I’m writing about this chapter because it gives a clear picture of how India tried to recover from colonial damages and move towards development. Many students study the 1991 reforms in detail but forget to focus on what led to that point. This chapter connects the dots. It shows the efforts made through planning, the growth achieved in agriculture after the Green Revolution, and the slow progress in industrial and trade policies. It’s not just useful for school exams but also builds basic awareness about how India shaped its economic path in the early years. Understanding this period helps make sense of both our achievements and our setbacks.

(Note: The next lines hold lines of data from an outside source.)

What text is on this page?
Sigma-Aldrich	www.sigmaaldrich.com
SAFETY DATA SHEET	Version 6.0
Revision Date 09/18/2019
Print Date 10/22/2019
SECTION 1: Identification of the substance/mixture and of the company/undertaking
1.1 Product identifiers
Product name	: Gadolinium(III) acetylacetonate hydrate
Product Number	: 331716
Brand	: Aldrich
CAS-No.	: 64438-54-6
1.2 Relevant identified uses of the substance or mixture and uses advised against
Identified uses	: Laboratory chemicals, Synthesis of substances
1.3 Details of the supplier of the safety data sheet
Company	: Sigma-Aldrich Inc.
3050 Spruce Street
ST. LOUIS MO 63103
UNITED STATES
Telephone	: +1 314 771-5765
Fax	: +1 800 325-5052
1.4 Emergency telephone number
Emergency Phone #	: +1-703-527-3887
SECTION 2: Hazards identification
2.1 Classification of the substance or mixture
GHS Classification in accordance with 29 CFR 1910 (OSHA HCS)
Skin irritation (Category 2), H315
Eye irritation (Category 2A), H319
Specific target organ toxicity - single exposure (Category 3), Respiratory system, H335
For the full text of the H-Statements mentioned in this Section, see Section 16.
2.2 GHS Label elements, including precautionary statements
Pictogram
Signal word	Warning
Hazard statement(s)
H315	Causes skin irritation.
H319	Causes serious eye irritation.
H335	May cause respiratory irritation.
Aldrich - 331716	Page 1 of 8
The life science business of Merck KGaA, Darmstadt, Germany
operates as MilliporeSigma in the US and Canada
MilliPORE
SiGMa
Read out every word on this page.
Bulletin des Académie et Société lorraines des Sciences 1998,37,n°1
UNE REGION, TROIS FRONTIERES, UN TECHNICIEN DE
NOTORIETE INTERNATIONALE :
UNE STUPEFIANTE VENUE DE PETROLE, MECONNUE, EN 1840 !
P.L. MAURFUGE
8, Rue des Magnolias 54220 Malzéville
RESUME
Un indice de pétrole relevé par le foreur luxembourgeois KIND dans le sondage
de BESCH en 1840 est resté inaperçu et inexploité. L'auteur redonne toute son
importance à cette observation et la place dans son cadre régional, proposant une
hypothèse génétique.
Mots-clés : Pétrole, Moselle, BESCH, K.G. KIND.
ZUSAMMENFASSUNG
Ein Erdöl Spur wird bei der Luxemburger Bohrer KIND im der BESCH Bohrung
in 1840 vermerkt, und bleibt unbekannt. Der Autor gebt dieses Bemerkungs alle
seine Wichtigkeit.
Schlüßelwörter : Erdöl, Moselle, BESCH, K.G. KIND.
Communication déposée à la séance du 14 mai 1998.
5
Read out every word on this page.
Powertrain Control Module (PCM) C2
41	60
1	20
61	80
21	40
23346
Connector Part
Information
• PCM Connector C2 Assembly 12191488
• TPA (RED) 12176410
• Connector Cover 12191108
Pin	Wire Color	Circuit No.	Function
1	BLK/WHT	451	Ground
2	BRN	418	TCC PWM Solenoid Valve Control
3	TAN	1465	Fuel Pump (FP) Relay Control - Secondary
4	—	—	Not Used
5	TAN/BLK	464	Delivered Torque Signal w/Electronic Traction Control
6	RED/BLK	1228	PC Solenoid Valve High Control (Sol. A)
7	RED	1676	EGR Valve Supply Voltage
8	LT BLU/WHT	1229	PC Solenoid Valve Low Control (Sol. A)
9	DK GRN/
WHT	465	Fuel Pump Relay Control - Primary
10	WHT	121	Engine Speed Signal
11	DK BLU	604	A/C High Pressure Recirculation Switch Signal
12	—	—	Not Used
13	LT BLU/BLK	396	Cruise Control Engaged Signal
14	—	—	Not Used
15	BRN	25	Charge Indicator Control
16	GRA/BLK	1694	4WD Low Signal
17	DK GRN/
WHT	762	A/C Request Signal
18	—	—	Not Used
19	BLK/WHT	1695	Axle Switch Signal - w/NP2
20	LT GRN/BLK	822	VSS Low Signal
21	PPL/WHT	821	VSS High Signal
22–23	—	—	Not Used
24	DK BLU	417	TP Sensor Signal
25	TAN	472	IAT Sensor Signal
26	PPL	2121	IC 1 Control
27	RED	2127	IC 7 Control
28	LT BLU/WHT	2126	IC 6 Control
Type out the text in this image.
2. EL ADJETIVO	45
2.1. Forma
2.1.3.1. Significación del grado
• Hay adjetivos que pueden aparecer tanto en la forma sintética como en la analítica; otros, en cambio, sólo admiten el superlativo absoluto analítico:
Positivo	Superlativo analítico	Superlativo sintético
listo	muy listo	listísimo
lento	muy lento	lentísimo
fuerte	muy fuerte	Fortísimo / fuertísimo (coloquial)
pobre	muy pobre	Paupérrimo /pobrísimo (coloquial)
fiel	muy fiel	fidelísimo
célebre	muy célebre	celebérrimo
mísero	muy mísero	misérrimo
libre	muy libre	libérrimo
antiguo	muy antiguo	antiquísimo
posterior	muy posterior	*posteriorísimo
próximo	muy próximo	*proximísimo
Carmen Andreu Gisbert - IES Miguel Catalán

Indian Economy (1950–1990) – An Overview
After independence, India chose a planned economic model to rebuild its economy. The main goals were growth with equity, self-reliance, and reducing poverty. This period saw the rise of the public sector, land reforms, and the beginning of agricultural modernisation. Some key focus areas from the chapter include:
1. Planning and Five-Year Plans
India adopted the Soviet-style five-year plans starting from 1951. The Planning Commission was set up to formulate and monitor development programmes. The focus areas included:
- First Plan (1951-56): Agriculture, irrigation, and energy
- Second Plan (1956-61): Industrialisation with focus on heavy industries
- Subsequent Plans: Mixed focus on rural development, employment, and poverty reduction
2. Agriculture and Land Reforms
Agricultural reforms were a big part of post-independence planning. Key measures included:
- Abolition of zamindari system
- Consolidation of land holdings
- Introduction of minimum support prices
- Green Revolution in the late 1960s, which boosted wheat and rice production
Still, not all regions benefited equally. While Punjab and Haryana saw major growth, states like Bihar and Odisha lagged behind.
3. Industrial Sector and Public Sector Expansion
The Industrial Policy Resolution of 1956 gave the government a central role in setting up heavy industries. Private sector participation was limited due to licensing laws, which often slowed down innovation and competition. Public sector undertakings (PSUs) became the backbone of the economy.
4. Foreign Trade and Protectionism
India followed a policy of import substitution. This meant producing goods locally rather than depending on imports. High tariffs and strict quotas were imposed on foreign goods. While this helped local industries, it also kept consumers away from better global products and technology.